Ponder entered her track “Poor Man’s Ache” into this yr’s Tiny Desk Contest. Although she did not win — that honor went to Brooklyn singer and songwriter Linda Diaz — her transferring track and highly effective voice impressed our panel of judges. (Her entry was even featured in an episode of our Tiny Desk Contest Top Shelf collection.)
Ponder says each her music and her profession as a public defender have been, partially, impressed by her brother’s expertise with the felony justice system. “My brother spent 20 years of his life in jail for a theft,” she says, “and that’s one thing that has motivated me to do the work that I do, to jot down the songs that I write.”

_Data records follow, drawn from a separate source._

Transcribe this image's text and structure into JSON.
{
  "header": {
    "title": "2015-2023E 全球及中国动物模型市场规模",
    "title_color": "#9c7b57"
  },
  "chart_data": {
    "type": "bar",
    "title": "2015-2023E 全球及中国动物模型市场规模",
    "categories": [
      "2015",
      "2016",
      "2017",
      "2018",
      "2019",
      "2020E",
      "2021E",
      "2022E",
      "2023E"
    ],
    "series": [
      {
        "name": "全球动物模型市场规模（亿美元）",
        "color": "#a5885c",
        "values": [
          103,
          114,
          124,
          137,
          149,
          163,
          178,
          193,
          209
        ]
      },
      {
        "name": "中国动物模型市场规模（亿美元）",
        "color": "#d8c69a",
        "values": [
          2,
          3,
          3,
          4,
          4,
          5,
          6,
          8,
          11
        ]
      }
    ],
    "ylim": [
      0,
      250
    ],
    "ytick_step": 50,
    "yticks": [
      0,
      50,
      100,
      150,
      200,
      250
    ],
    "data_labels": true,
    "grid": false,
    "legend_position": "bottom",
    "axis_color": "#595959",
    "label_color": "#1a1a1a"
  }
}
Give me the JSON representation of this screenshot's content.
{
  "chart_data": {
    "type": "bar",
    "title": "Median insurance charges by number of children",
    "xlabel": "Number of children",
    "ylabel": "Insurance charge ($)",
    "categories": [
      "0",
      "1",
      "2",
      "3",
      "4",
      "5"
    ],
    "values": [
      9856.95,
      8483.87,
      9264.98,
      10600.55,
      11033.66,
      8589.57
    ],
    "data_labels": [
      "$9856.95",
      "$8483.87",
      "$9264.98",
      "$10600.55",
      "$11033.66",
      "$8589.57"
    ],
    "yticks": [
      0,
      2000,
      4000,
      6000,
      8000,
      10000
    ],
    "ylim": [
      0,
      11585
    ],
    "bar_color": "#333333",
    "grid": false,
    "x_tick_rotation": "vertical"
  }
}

Ponder says she was fascinated with her brother’s expertise when she wrote “Poor Man’s Ache,” in addition to one other story. “The one case that actually broke my coronary heart, to be frank,” she says, “was the case of Willie Simmons, who stole $9 in 1982 and [is serving] a life sentence. He has exhausted all of his appeals and has pled and begged to be let loose and has been denied that chance. His case actually impressed me to jot down this track.”
Although Ponder submitted the Tiny Desk Contest video in March, the track’s relevance hasn’t waned for her — particularly with the just lately renewed dialog in regards to the dying of Daniel Prude, a Black man from Ponder’s dwelling metropolis who died after being injured throughout an arrest final March.

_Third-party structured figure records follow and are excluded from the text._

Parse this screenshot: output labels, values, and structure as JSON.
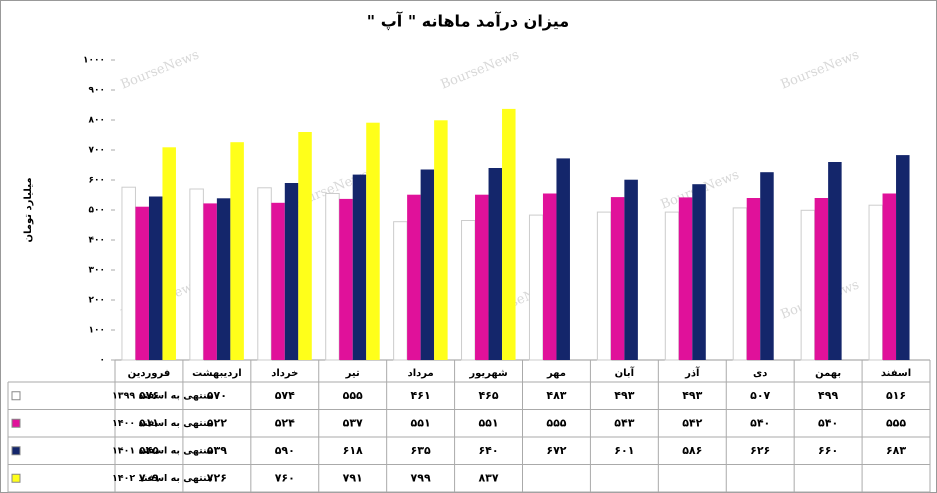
{
  "chart_data": {
    "type": "bar",
    "title": "میزان درآمد ماهانه \" آپ \"",
    "y_label": "میلیارد تومان",
    "watermark": "BourseNews",
    "categories": [
      "فروردین",
      "اردیبهشت",
      "خرداد",
      "تیر",
      "مرداد",
      "شهریور",
      "مهر",
      "آبان",
      "آذر",
      "دی",
      "بهمن",
      "اسفند"
    ],
    "ylim": [
      0,
      1000
    ],
    "yticks": [
      {
        "value": 0,
        "label": "۰"
      },
      {
        "value": 100,
        "label": "۱۰۰"
      },
      {
        "value": 200,
        "label": "۲۰۰"
      },
      {
        "value": 300,
        "label": "۳۰۰"
      },
      {
        "value": 400,
        "label": "۴۰۰"
      },
      {
        "value": 500,
        "label": "۵۰۰"
      },
      {
        "value": 600,
        "label": "۶۰۰"
      },
      {
        "value": 700,
        "label": "۷۰۰"
      },
      {
        "value": 800,
        "label": "۸۰۰"
      },
      {
        "value": 900,
        "label": "۹۰۰"
      },
      {
        "value": 1000,
        "label": "۱۰۰۰"
      }
    ],
    "series": [
      {
        "name": "منتهی به اسفند ۱۳۹۹",
        "color": "#ffffff",
        "values": [
          576,
          570,
          574,
          555,
          461,
          465,
          483,
          493,
          493,
          507,
          499,
          516
        ],
        "value_labels": [
          "۵۷۶",
          "۵۷۰",
          "۵۷۴",
          "۵۵۵",
          "۴۶۱",
          "۴۶۵",
          "۴۸۳",
          "۴۹۳",
          "۴۹۳",
          "۵۰۷",
          "۴۹۹",
          "۵۱۶"
        ]
      },
      {
        "name": "منتهی به اسفند ۱۴۰۰",
        "color": "#e0119a",
        "values": [
          511,
          522,
          524,
          537,
          551,
          551,
          555,
          543,
          542,
          540,
          540,
          555
        ],
        "value_labels": [
          "۵۱۱",
          "۵۲۲",
          "۵۲۴",
          "۵۳۷",
          "۵۵۱",
          "۵۵۱",
          "۵۵۵",
          "۵۴۳",
          "۵۴۲",
          "۵۴۰",
          "۵۴۰",
          "۵۵۵"
        ]
      },
      {
        "name": "منتهی به اسفند ۱۴۰۱",
        "color": "#14266b",
        "values": [
          545,
          539,
          590,
          618,
          635,
          640,
          672,
          601,
          586,
          626,
          660,
          683
        ],
        "value_labels": [
          "۵۴۵",
          "۵۳۹",
          "۵۹۰",
          "۶۱۸",
          "۶۳۵",
          "۶۴۰",
          "۶۷۲",
          "۶۰۱",
          "۵۸۶",
          "۶۲۶",
          "۶۶۰",
          "۶۸۳"
        ]
      },
      {
        "name": "منتهی به اسفند ۱۴۰۲",
        "color": "#ffff1a",
        "values": [
          709,
          726,
          760,
          791,
          799,
          837,
          null,
          null,
          null,
          null,
          null,
          null
        ],
        "value_labels": [
          "۷۰۹",
          "۷۲۶",
          "۷۶۰",
          "۷۹۱",
          "۷۹۹",
          "۸۳۷",
          null,
          null,
          null,
          null,
          null,
          null
        ]
      }
    ]
  }
}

“I wrote [“Poor Man’s Pain”] earlier than all of this occurred,” she says. “However I assume with the monitor document of this nation, I ought to have recognized that it might discover its relevance once more. It was Willie Simmons’ story in March, after which it was George Floyd’s story in Might, and now it is Daniel Prude’s story in September. So these songs, I feel, are timeless, as a result of we have now not discovered a approach to finish the ache and struggling of Black folks on this nation.”
Take heed to the complete aired story within the audio participant above.